San Pietro di Silki, meta di un’oceanica processione nell’ultima domenica di maggio, ha regalato agli studiosi un documento considerato il più importante registro del medioevo sardo sia per la quantità di dati contenuta sia per l’antichità delle notizie stesse, alcune delle quali risalgono alla seconda metà dell’XI secolo. Il condaghe di San Pietro di Silki, abbazia che si trovava all’interno del giudicato di Torres, è scritto in sardo come gli altri condaghes pervenuti e appartenenti all’Abbazia di San Michele di Salvennor, nei pressi di Ploaghe, al priorato di San Nicola di Trullas, vicino a Semestene, e a quello di Santa Maria di Bonarcado nel giudicato di Arborea.

Pubblicato una prima volta nel 1900 in un’edizione a cura di Giuseppe Bonazzi, ristampata poi nel 1979 e nel 1997, ritorna ora in un volume di 460 pagine che ha preso forma, è il caso di dirlo, in corso d’opera. All’origine doveva essere compreso all’interno della collana Biblioteca Sarda, ma dopo l’inizio del lavoro i curatori si sono resi conto che, tra note e saggi, era necessario andare oltre il primo programma e così è stato raggiunto un compromesso con libro di oltre 400 pagine dal costo comunque contenuto (24,90 euro). I documenti racchiusi nel condaghe, che custodisce tutte le controversie giudiziarie dall’XI al XIII secolo, descrivono un perfetto spaccato della società dell’epoca e della vita nell’abbazia visto che venivano trascritte tutte le testimonianze e le singole dichiarazioni delle liti. Insieme al testo e alla traduzione nel libro sono contenute note, di carattere esegetico, storico e linguistico, il glossario e gli indici toponomastico e onomastico, mentre la parte introduttiva consiste in due saggi: uno di carattere storico e uno filologico e linguistico. I saggi introduttivi, corredati di una cronotassi delle badesse e dei priori di San Pietro di Silki e dei giudici di Torres e di un’appendice cartografica, si propongono di ricostruire un quadro complessivo della storia dell’ente, dell’organizzazione del cenobio e dell’azienda e ne ripercorrono le vicende politico-istituzionali, anche con l’ausilio di fonti coeve e posteriori al condaghe. Nel primo, curato da Soddu, si ricostruisce la storia dell’abbazia in tutto il suo periodo benedettino, andando quindi oltre il condaghe stesso, che si ferma al XIII secolo. In quello curato da Strinna, tra le altre cose, viene individuata l’abbazia “madre”: San Pietro di Silki viene abitata all’inizio da un nucleo di monache provenienti dalla toscana, per la precisione dall’abbazia di Santa Maria di Asca, vicino a Livorno.

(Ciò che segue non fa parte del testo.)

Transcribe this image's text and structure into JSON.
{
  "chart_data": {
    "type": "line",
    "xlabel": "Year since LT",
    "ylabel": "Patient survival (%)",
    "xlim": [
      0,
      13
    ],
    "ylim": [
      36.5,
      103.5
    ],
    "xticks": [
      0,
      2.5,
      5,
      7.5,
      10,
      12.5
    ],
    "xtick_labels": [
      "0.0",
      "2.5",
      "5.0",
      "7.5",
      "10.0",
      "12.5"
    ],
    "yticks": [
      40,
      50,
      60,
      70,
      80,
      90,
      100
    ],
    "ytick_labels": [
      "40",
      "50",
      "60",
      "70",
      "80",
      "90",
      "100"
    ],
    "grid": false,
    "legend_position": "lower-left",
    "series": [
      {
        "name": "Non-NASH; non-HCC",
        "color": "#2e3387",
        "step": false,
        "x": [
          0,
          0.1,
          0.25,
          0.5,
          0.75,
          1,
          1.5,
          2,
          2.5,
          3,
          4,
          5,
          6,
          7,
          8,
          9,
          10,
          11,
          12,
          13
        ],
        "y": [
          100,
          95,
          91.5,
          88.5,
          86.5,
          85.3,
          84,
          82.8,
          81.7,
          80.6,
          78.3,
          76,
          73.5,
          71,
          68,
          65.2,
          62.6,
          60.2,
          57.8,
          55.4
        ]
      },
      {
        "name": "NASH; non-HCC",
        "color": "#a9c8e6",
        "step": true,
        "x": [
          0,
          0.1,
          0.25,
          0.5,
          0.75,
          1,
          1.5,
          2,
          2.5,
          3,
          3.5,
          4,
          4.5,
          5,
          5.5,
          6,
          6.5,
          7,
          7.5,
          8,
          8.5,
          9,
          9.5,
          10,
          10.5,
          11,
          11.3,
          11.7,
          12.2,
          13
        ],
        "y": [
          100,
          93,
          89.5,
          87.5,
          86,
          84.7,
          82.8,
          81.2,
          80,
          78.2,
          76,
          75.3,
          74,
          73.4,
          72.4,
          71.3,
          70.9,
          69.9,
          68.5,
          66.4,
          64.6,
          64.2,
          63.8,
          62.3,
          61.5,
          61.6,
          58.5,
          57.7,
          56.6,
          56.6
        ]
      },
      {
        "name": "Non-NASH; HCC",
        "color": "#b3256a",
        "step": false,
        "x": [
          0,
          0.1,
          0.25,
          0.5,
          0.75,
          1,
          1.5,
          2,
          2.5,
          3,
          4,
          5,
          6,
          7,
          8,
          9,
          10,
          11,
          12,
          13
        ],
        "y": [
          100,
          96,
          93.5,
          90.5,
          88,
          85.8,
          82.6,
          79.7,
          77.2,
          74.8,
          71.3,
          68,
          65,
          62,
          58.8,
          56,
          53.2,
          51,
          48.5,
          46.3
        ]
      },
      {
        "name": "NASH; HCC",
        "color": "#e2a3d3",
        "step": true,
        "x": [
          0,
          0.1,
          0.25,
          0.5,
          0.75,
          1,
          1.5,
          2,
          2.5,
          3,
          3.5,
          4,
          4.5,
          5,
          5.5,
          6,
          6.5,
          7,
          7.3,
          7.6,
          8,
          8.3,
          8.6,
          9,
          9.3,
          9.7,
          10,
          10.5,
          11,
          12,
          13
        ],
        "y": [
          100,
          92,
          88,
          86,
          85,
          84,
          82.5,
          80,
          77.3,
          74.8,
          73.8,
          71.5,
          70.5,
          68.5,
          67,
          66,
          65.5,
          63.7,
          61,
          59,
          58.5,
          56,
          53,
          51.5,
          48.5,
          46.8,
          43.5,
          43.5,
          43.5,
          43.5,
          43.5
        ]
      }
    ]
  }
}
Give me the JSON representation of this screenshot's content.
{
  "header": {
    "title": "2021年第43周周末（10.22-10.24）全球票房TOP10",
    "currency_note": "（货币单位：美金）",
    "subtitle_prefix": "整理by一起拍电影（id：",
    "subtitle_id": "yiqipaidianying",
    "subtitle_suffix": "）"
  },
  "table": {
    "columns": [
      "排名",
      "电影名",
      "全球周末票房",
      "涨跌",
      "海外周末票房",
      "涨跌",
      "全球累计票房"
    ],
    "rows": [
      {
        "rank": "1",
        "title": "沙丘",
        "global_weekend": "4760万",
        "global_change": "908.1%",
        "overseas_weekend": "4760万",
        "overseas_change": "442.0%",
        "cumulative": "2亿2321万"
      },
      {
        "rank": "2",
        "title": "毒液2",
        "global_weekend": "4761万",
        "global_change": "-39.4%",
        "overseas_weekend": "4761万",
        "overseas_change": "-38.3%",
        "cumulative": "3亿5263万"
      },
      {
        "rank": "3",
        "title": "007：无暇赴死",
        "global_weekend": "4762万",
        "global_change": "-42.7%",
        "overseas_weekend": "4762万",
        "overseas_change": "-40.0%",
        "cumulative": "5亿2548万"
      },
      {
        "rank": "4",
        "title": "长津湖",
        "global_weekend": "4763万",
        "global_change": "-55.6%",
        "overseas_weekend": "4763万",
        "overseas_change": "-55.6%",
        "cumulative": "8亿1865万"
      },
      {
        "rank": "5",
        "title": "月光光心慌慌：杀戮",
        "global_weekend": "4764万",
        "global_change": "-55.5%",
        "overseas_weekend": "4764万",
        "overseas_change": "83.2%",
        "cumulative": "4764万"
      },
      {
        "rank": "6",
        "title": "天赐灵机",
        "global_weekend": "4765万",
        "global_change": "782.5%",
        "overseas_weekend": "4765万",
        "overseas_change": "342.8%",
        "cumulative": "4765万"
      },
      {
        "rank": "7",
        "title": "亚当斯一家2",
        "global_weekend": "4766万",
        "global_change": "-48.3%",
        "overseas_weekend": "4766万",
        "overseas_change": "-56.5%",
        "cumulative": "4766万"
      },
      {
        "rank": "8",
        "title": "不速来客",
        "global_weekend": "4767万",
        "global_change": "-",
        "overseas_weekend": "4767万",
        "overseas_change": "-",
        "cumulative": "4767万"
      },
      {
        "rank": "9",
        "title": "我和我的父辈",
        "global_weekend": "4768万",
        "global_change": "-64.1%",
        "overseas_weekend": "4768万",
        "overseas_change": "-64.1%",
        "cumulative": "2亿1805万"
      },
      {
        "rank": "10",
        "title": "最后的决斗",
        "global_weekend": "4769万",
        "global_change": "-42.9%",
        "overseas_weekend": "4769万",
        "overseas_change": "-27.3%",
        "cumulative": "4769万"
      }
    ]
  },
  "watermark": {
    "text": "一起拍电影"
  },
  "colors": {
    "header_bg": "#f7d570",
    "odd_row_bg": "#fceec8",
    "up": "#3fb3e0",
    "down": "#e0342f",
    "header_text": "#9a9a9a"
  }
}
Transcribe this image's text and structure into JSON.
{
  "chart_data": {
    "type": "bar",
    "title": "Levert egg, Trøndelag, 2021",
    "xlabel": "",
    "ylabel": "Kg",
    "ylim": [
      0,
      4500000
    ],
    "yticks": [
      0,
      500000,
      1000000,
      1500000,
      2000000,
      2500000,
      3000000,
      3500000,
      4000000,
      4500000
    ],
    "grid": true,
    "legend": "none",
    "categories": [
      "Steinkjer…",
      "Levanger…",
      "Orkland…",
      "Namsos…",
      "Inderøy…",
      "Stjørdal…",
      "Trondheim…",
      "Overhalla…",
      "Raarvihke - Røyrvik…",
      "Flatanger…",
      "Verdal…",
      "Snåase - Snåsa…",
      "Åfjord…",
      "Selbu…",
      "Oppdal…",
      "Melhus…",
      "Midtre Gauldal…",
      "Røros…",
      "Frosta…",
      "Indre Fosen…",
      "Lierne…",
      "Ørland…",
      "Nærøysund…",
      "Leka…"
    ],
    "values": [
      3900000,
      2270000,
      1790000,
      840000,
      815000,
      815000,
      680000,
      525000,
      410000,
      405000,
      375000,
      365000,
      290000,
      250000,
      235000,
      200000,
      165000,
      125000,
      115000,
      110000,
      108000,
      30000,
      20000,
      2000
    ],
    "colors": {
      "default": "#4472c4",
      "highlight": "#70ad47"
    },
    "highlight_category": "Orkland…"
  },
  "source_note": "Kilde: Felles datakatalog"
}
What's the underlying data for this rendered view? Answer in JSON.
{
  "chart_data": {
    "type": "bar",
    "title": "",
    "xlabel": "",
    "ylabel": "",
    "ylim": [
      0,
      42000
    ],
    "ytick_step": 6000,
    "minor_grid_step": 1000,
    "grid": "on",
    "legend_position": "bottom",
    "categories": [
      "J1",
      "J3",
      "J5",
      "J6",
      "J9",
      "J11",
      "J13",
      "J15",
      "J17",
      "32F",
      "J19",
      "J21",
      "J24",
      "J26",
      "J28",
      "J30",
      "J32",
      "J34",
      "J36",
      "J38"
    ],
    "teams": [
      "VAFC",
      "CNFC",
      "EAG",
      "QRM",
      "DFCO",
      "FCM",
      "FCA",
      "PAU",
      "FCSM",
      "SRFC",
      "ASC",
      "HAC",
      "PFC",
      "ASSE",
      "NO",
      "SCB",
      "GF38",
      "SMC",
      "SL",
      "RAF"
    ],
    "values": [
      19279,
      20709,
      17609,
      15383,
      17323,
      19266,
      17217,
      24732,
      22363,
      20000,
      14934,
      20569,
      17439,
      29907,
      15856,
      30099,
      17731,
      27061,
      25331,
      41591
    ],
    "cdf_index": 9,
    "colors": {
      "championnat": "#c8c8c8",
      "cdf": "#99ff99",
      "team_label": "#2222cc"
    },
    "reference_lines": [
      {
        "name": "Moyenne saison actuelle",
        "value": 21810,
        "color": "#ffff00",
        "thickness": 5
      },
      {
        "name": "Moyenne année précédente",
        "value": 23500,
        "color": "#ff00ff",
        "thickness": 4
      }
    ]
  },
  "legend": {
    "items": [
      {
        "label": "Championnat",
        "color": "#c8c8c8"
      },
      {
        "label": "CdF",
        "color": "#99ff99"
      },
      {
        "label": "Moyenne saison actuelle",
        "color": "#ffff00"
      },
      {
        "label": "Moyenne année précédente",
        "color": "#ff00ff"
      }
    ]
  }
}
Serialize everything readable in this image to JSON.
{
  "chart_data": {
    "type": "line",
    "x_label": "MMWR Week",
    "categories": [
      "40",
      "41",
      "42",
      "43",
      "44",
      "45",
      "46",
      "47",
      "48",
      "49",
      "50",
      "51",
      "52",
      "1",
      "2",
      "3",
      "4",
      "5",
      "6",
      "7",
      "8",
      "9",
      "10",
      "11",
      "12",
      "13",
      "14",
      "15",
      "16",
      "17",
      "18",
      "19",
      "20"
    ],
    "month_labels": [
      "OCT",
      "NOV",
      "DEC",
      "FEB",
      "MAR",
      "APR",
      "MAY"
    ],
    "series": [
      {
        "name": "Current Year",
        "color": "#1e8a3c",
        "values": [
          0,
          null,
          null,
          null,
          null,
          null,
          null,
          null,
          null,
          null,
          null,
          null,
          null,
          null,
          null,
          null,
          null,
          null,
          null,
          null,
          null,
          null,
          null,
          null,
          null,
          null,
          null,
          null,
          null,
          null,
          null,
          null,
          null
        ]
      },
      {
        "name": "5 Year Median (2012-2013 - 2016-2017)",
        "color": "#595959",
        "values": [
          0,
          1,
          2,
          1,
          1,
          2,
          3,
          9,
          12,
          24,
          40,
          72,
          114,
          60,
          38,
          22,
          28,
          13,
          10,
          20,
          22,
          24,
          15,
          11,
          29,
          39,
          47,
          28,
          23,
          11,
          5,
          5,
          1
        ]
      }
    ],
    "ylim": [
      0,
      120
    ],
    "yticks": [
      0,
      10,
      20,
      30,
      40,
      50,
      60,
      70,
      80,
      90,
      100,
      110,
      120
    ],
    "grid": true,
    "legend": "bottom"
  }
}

Dal punto di vista architettonico, San Pietro di Silki, subirà anche diverse trasformazioni di carattere architettonico e nel XIII secolo venne riedificato in stile romanico, prima di altri interventi tra il XV e il XVII secolo. Ancora oggi è abitata dai frati francescani e, co-intitolata alla Madonna delle Grazie, resiste come punto di riferimento dei fedeli e li accoglie, soprattutto in maggio, il mese mariano, in mezzo a uliveti secolari.